2020年の東京オリンピック・パラリンピック開催にともない、現在、国際的に日本への注目が高まっています。なかでも文化・芸術への関心が向けられることの多いこの機会に、山種美術館では、日本を象徴する花として愛されてきた、桜を描いた絵画を一堂に展示する特別展を開催いたします。
古くから日本の山野に自生していた桜。中世、近世では貴族、武家など上層階級を中心に名所や自邸の桜が鑑賞され、江戸時代には多数の品種が生み出されるとともに、花見が庶民にまで広く浸透しました。爛漫と咲き誇る華やかさと、はかなく散る移ろいやすさを併せ持つ桜は、芸術の世界においても、古来詩歌に詠まれ、調度や意匠に取り入れられ、あるいは絵画化されるなど、現代にいたるまで多彩に表現されています。

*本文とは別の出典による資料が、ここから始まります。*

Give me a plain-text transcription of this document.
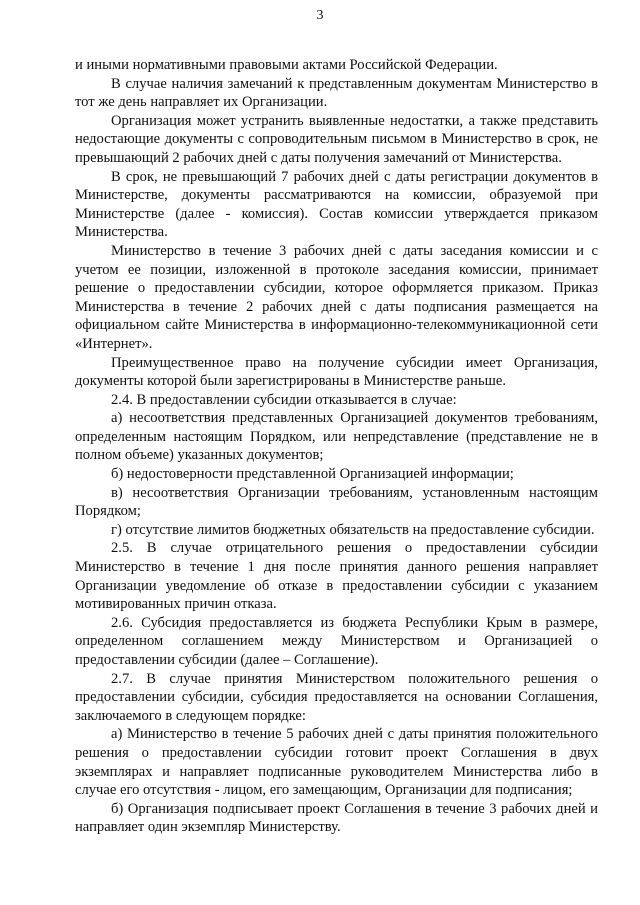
3

и иными нормативными правовыми актами Российской Федерации.

В случае наличия замечаний к представленным документам Министерство в тот же день направляет их Организации.

Организация может устранить выявленные недостатки, а также представить недостающие документы с сопроводительным письмом в Министерство в срок, не превышающий 2 рабочих дней с даты получения замечаний от Министерства.

В срок, не превышающий 7 рабочих дней с даты регистрации документов в Министерстве, документы рассматриваются на комиссии, образуемой при Министерстве (далее - комиссия). Состав комиссии утверждается приказом Министерства.

Министерство в течение 3 рабочих дней с даты заседания комиссии и с учетом ее позиции, изложенной в протоколе заседания комиссии, принимает решение о предоставлении субсидии, которое оформляется приказом. Приказ Министерства в течение 2 рабочих дней с даты подписания размещается на официальном сайте Министерства в информационно-телекоммуникационной сети «Интернет».

Преимущественное право на получение субсидии имеет Организация, документы которой были зарегистрированы в Министерстве раньше.

2.4. В предоставлении субсидии отказывается в случае:

а) несоответствия представленных Организацией документов требованиям, определенным настоящим Порядком, или непредставление (представление не в полном объеме) указанных документов;

б) недостоверности представленной Организацией информации;

в) несоответствия Организации требованиям, установленным настоящим Порядком;

г) отсутствие лимитов бюджетных обязательств на предоставление субсидии.

2.5. В случае отрицательного решения о предоставлении субсидии Министерство в течение 1 дня после принятия данного решения направляет Организации уведомление об отказе в предоставлении субсидии с указанием мотивированных причин отказа.

2.6. Субсидия предоставляется из бюджета Республики Крым в размере, определенном соглашением между Министерством и Организацией о предоставлении субсидии (далее – Соглашение).

2.7. В случае принятия Министерством положительного решения о предоставлении субсидии, субсидия предоставляется на основании Соглашения, заключаемого в следующем порядке:

а) Министерство в течение 5 рабочих дней с даты принятия положительного решения о предоставлении субсидии готовит проект Соглашения в двух экземплярах и направляет подписанные руководителем Министерства либо в случае его отсутствия - лицом, его замещающим, Организации для подписания;

б) Организация подписывает проект Соглашения в течение 3 рабочих дней и направляет один экземпляр Министерству.
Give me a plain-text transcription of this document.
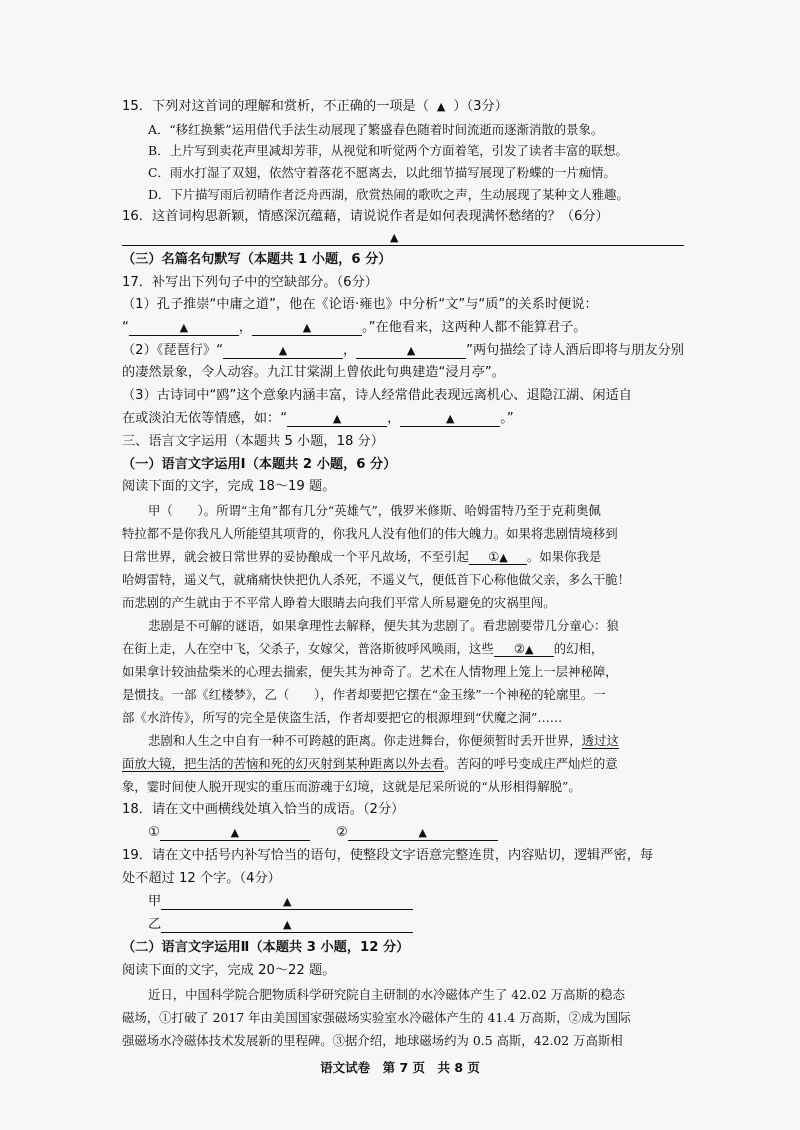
15．下列对这首词的理解和赏析，不正确的一项是（ ▲ ）（3分）
A．“移红换紫”运用借代手法生动展现了繁盛春色随着时间流逝而逐渐消散的景象。
B．上片写到卖花声里减却芳菲，从视觉和听觉两个方面着笔，引发了读者丰富的联想。
C．雨水打湿了双翅，依然守着落花不愿离去，以此细节描写展现了粉蝶的一片痴情。
D．下片描写雨后初晴作者泛舟西湖，欣赏热闹的歌吹之声，生动展现了某种文人雅趣。
16．这首词构思新颖，情感深沉蕴藉，请说说作者是如何表现满怀愁绪的？（6分）
▲
（三）名篇名句默写（本题共 1 小题，6 分）
17．补写出下列句子中的空缺部分。（6分）
（1）孔子推崇“中庸之道”，他在《论语·雍也》中分析“文”与“质”的关系时便说：
“	▲	，	▲	。”在他看来，这两种人都不能算君子。
（2）《琵琶行》“	▲	，	▲	”两句描绘了诗人酒后即将与朋友分别
的凄然景象，令人动容。九江甘棠湖上曾依此句典建造“浸月亭”。
（3）古诗词中“鸥”这个意象内涵丰富，诗人经常借此表现远离机心、退隐江湖、闲适自
在或淡泊无依等情感，如：“	▲	，	▲	。”
三、语言文字运用（本题共 5 小题，18 分）
（一）语言文字运用Ⅰ（本题共 2 小题，6 分）
阅读下面的文字，完成 18～19 题。
甲（　　）。所谓“主角”都有几分“英雄气”，俄罗米修斯、哈姆雷特乃至于克莉奥佩
特拉都不是你我凡人所能望其项背的，你我凡人没有他们的伟大魄力。如果将悲剧情境移到
日常世界，就会被日常世界的妥协酿成一个平凡故场，不至引起 ①▲ 。如果你我是
哈姆雷特，遥义气，就痛痛快快把仇人杀死，不遥义气，便低首下心称他做父亲，多么干脆！
而悲剧的产生就由于不平常人睁着大眼睛去向我们平常人所易避免的灾祸里闯。
悲剧是不可解的谜语，如果拿理性去解释，便失其为悲剧了。看悲剧要带几分童心：狼
在街上走，人在空中飞，父杀子，女嫁父，普洛斯彼呼风唤雨，这些 ②▲ 的幻相，
如果拿计较油盐柴米的心理去揣索，便失其为神奇了。艺术在人情物理上笼上一层神秘障，
是惯技。一部《红楼梦》，乙（　　），作者却要把它摆在“金玉缘”一个神秘的轮廓里。一
部《水浒传》，所写的完全是侠盗生活，作者却要把它的根源埋到“伏魔之洞”……
悲剧和人生之中自有一种不可跨越的距离。你走进舞台，你便须暂时丢开世界，透过这
面放大镜，把生活的苦恼和死的幻灭射到某种距离以外去看。苦闷的呼号变成庄严灿烂的意
象，霎时间使人脱开现实的重压而游魂于幻境，这就是尼采所说的“从形相得解脱”。
18．请在文中画横线处填入恰当的成语。（2分）
①	▲	②	▲
19．请在文中括号内补写恰当的语句，使整段文字语意完整连贯，内容贴切，逻辑严密，每
处不超过 12 个字。（4分）
甲	▲
乙	▲
（二）语言文字运用Ⅱ（本题共 3 小题，12 分）
阅读下面的文字，完成 20～22 题。
近日，中国科学院合肥物质科学研究院自主研制的水冷磁体产生了 42.02 万高斯的稳态
磁场，①打破了 2017 年由美国国家强磁场实验室水冷磁体产生的 41.4 万高斯，②成为国际
强磁场水冷磁体技术发展新的里程碑。③据介绍，地球磁场约为 0.5 高斯，42.02 万高斯相
语文试卷　第 7 页　共 8 页
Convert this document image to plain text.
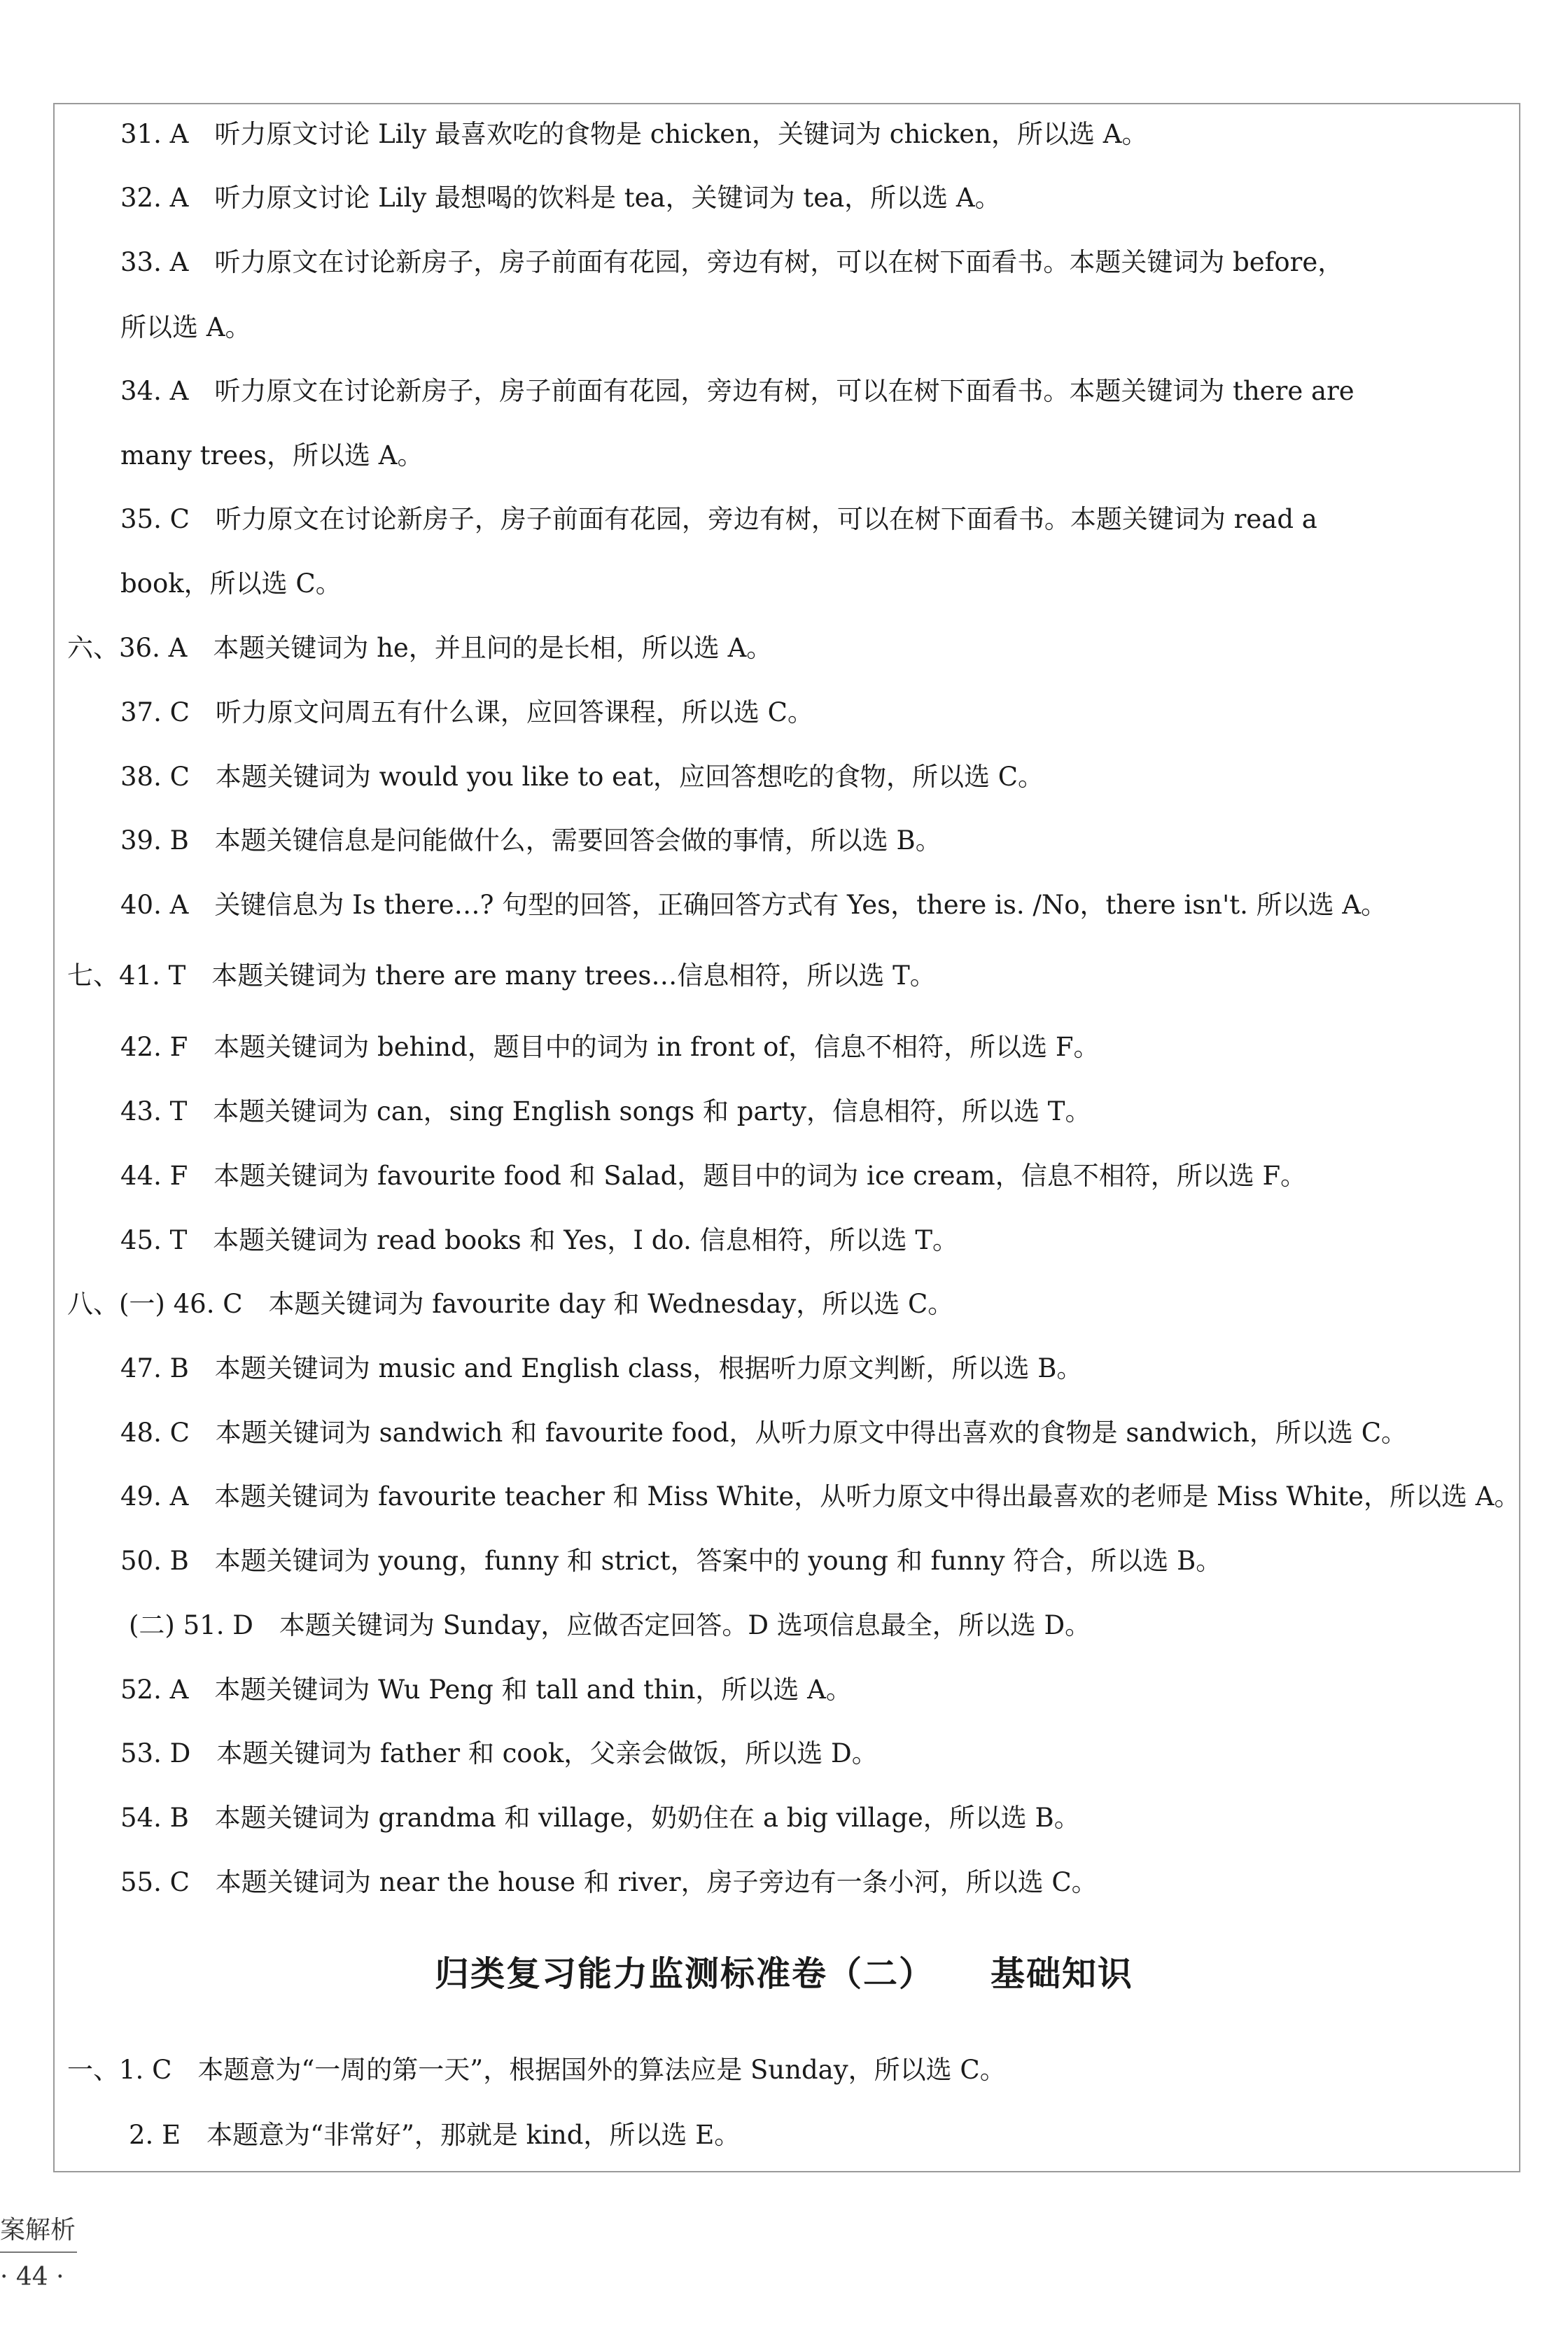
31. A　听力原文讨论 Lily 最喜欢吃的食物是 chicken，关键词为 chicken，所以选 A。
32. A　听力原文讨论 Lily 最想喝的饮料是 tea，关键词为 tea，所以选 A。
33. A　听力原文在讨论新房子，房子前面有花园，旁边有树，可以在树下面看书。本题关键词为 before，
所以选 A。
34. A　听力原文在讨论新房子，房子前面有花园，旁边有树，可以在树下面看书。本题关键词为 there are
many trees，所以选 A。
35. C　听力原文在讨论新房子，房子前面有花园，旁边有树，可以在树下面看书。本题关键词为 read a
book，所以选 C。
六、36. A　本题关键词为 he，并且问的是长相，所以选 A。
37. C　听力原文问周五有什么课，应回答课程，所以选 C。
38. C　本题关键词为 would you like to eat，应回答想吃的食物，所以选 C。
39. B　本题关键信息是问能做什么，需要回答会做的事情，所以选 B。
40. A　关键信息为 Is there…? 句型的回答，正确回答方式有 Yes，there is. /No，there isn't. 所以选 A。
七、41. T　本题关键词为 there are many trees…信息相符，所以选 T。
42. F　本题关键词为 behind，题目中的词为 in front of，信息不相符，所以选 F。
43. T　本题关键词为 can，sing English songs 和 party，信息相符，所以选 T。
44. F　本题关键词为 favourite food 和 Salad，题目中的词为 ice cream，信息不相符，所以选 F。
45. T　本题关键词为 read books 和 Yes，I do. 信息相符，所以选 T。
八、(一) 46. C　本题关键词为 favourite day 和 Wednesday，所以选 C。
47. B　本题关键词为 music and English class，根据听力原文判断，所以选 B。
48. C　本题关键词为 sandwich 和 favourite food，从听力原文中得出喜欢的食物是 sandwich，所以选 C。
49. A　本题关键词为 favourite teacher 和 Miss White，从听力原文中得出最喜欢的老师是 Miss White，所以选 A。
50. B　本题关键词为 young，funny 和 strict，答案中的 young 和 funny 符合，所以选 B。
(二) 51. D　本题关键词为 Sunday，应做否定回答。D 选项信息最全，所以选 D。
52. A　本题关键词为 Wu Peng 和 tall and thin，所以选 A。
53. D　本题关键词为 father 和 cook，父亲会做饭，所以选 D。
54. B　本题关键词为 grandma 和 village，奶奶住在 a big village，所以选 B。
55. C　本题关键词为 near the house 和 river，房子旁边有一条小河，所以选 C。
归类复习能力监测标准卷（二） 基础知识
一、1. C　本题意为“一周的第一天”，根据国外的算法应是 Sunday，所以选 C。
2. E　本题意为“非常好”，那就是 kind，所以选 E。
案解析
· 44 ·
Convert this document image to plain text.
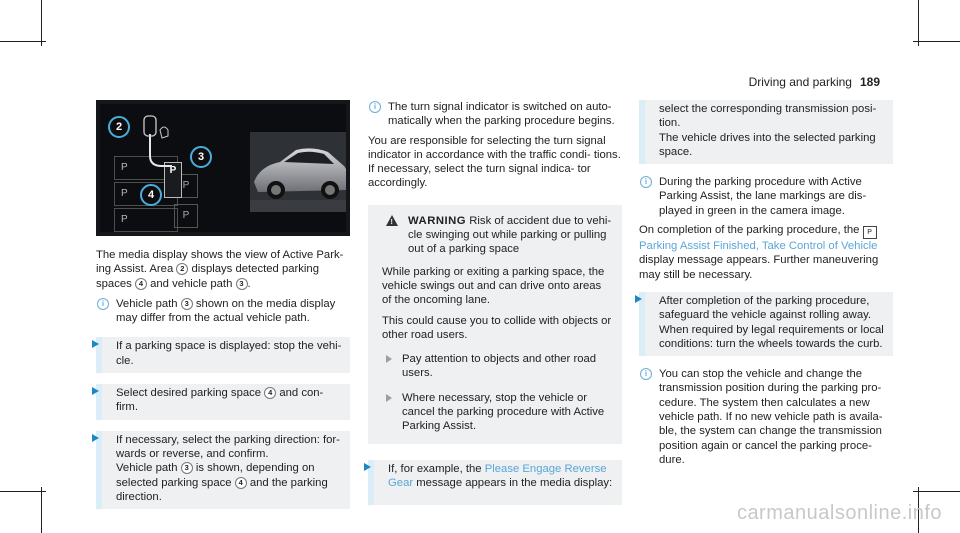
Driving and parking 189
P
P
P
P
P
P
2
3
4

The media display shows the view of Active Park- ing Assist. Area 2 displays detected parking spaces 4 and vehicle path 3 .

i	Vehicle path 3 shown on the media display may differ from the actual vehicle path.

If a parking space is displayed: stop the vehi- cle.

Select desired parking space 4 and con- firm.

If necessary, select the parking direction: for- wards or reverse, and confirm.
Vehicle path 3 is shown, depending on selected parking space 4 and the parking direction.

i	The turn signal indicator is switched on auto- matically when the parking procedure begins.

You are responsible for selecting the turn signal indicator in accordance with the traffic condi- tions. If necessary, select the turn signal indica- tor accordingly.

!
WARNING Risk of accident due to vehi- cle swinging out while parking or pulling out of a parking space

While parking or exiting a parking space, the vehicle swings out and can drive onto areas of the oncoming lane.

This could cause you to collide with objects or other road users.

Pay attention to objects and other road users.
Where necessary, stop the vehicle or cancel the parking procedure with Active Parking Assist.

If, for example, the Please Engage Reverse Gear message appears in the media display:

select the corresponding transmission posi- tion.

The vehicle drives into the selected parking space.

i	During the parking procedure with Active Parking Assist, the lane markings are dis- played in green in the camera image.

On completion of the parking procedure, the PParking Assist Finished, Take Control of Vehicle display message appears. Further maneuvering may still be necessary.

After completion of the parking procedure, safeguard the vehicle against rolling away. When required by legal requirements or local conditions: turn the wheels towards the curb.

i	You can stop the vehicle and change the transmission position during the parking pro- cedure. The system then calculates a new vehicle path. If no new vehicle path is availa- ble, the system can change the transmission position again or cancel the parking proce- dure.
carmanualsonline.info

本展では、日本人の美意識と深く結びついた桜に焦点をあて、近代・現代の日本画を約50点ご紹介いたします。桜そのものをテーマに取り組んだ横山大観(よこやまたいかん)や小林古径(こばやしこけい)、歴史ある名所の桜を描いた奥村土牛(おくむらとぎゅう)や橋本明治(はしもとめいじ)、人々が桜を愛でる用紙を捉えた菱田春草(ひしだしゅんそう)や松岡映丘(まつおかえいきゅう)など、日本画家たちが描いた優品後ご覧いただきます。
2020年春、桜の絵画で満開となる美術館で、描かれた桜によるお花見のひと時をお楽しみください。